Magistrado ponente: Eugenio Fernández Carlier

Decreto 1382 de 2000Decreto 2591 de 1991

Tutela 76745 JORGE IVÁN PADILLA PEÑATE Primera Instancia República de Colombia Corte Suprema de Justicia CORTE SUPREMA DE JUSTICIA SALA DE CASACIÓN PENAL SALA DE DECISIÓN DE TUTELAS EUGENIO FERNÁNDEZ CARLIER Magistrado Ponente ATP7068-2014 Radicación nº 76745 (Aprobado mediante Acta nº 383) Bogotá D.C., once (11) de noviembre de dos mil catorce (2014). 1.

Procedente de la Sala de Casación Laboral de la Corte Suprema de Justicia se ha hecho llegar a esta Corporación la demanda de tutela promovida por JORGE IVÁN PADILLA PEÑATE contra la Sala Laboral del Tribunal Superior de Bogotá y el Juzgado 7º Laboral del Circuito de la misma ciudad, entre otros, por la presunta vulneración de sus derechos fundamentales al debido proceso, seguridad social, igualdad y mínimo vital. 2.

Al respecto ha de precisarse, que la mencionada Corporación remite la petición de amparo bajo el entendido que la competencia para conocer de la misma radica en la Sala de Casación Penal de la Corte Suprema de Justicia, tras advertir -equivocadamente- que en la acción de tutela se encuentra involucrado el fallo de tutela que esa Colegiatura profirió el 22 de noviembre de 2004 en el que se le negaron las pretensiones de la demanda que el aquí accionante otrora promovió contra la Sala Laboral del Tribunal Superior de Cundinamarca, proveído que no es objeto de la censura constitucional y que por lo tanto no se encuentra involucrado en los hechos constitutivos de la demanda, tal y como así lo puso de presente el Magistrado Ponente de dicha Sala de Decisión cuando refirió que «la anterior solicitud obedece a que, en lo que a esta Sala corresponde, no se alega ni se explica actuación alguna que pueda ser tildada como vulneradora de los derechos fundamentales de la accionante, pues fundamentalmente su vinculación obedece a la circunstancia de haber conocido otras acciones instauradas por el accionante con anterioridad, radicados 11266 y 38230, frente a lo cual nada se dice en esta petición constitucional».
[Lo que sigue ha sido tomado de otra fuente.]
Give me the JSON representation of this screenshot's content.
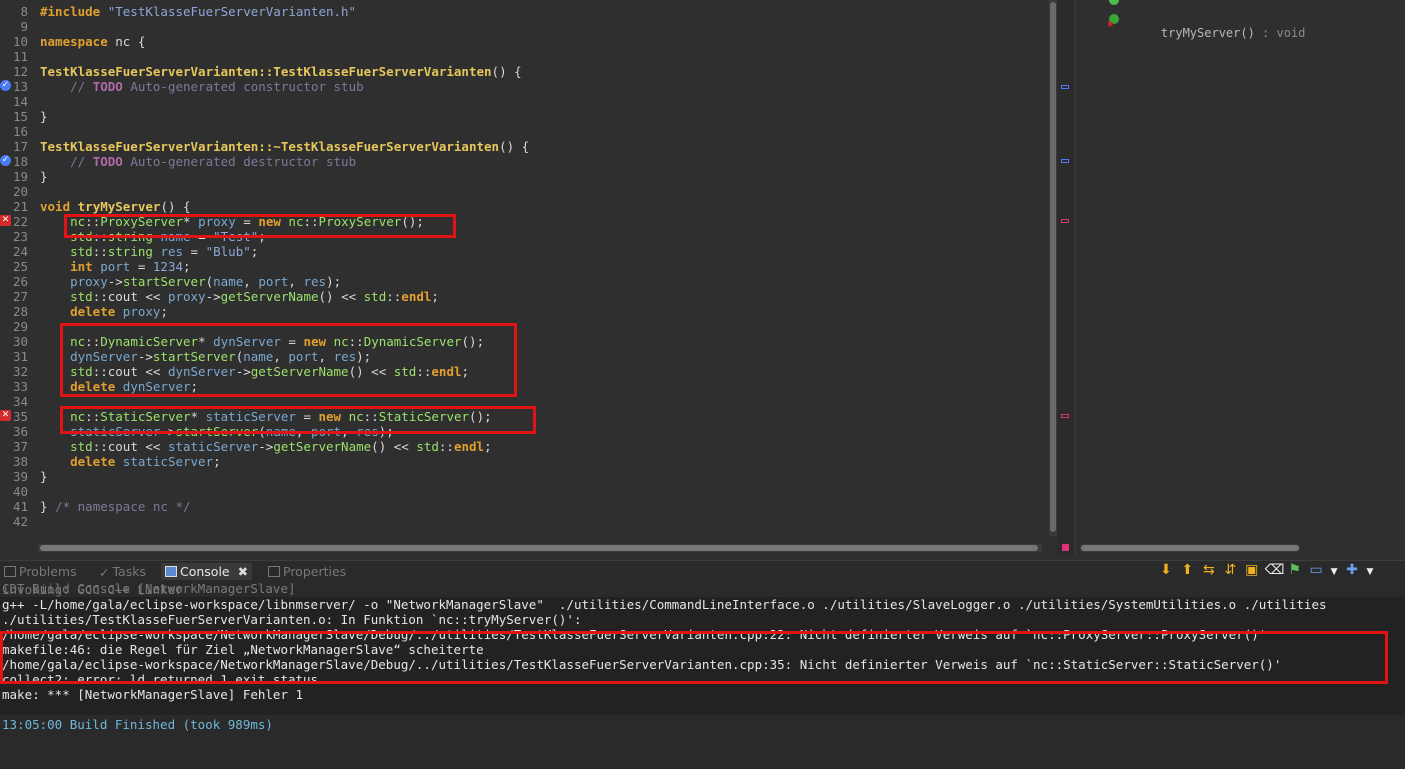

En otras palabras, la Sala de Casación Laboral de la Corte Suprema de Justicia no efectuó pronunciamiento de ninguna índole dentro del proceso especial de fuero sindical -acción de reintegro- que JORGE IVÁN PADILLA PEÑATE promovió contra Telecom en Liquidación y que culminó con fallo de segundo grado dictado por la Sala Laboral del Tribunal Superior de Bogotá que confirmó el proferido por el Juzgado 7º Laboral del Circuito de la misma ciudad el 18 de noviembre de 2008, lo cual constituye, en últimas, el objeto del amparo constitucional deprecado. 3.

En suma, surge evidente que para el trámite de la solicitud de amparo y la debida integración del contradictorio no se hace necesaria la vinculación de la mencionada Corporación Judicial, por cuanto la decisión objeto de cuestionamiento constitucional no fue conocida por esa Colegiatura. En esas condiciones, ninguna duda emerge en cuanto a que, atendiendo lo previsto en el Decreto 1382 de 2000, la autoridad competente para conocer de la demanda de amparo es, precisamente, la Sala de Casación Laboral de la Corte Suprema de Justicia, donde inicialmente fue repartida. 4.

El Decreto 1382 de 2000 «por el cual se establecen reglas para el reparto de la acción de tutela», en la reglamentación de la materia utiliza, entre otros, los criterios de especialidad, jerárquico y orgánico. Para el caso, resulta aplicable el numeral 2° del artículo 1° según el cual «Cuando la acción de tutela se promueva contra un funcionario o corporación judicial, le será repartida al respectivo superior funcional del accionado». 5.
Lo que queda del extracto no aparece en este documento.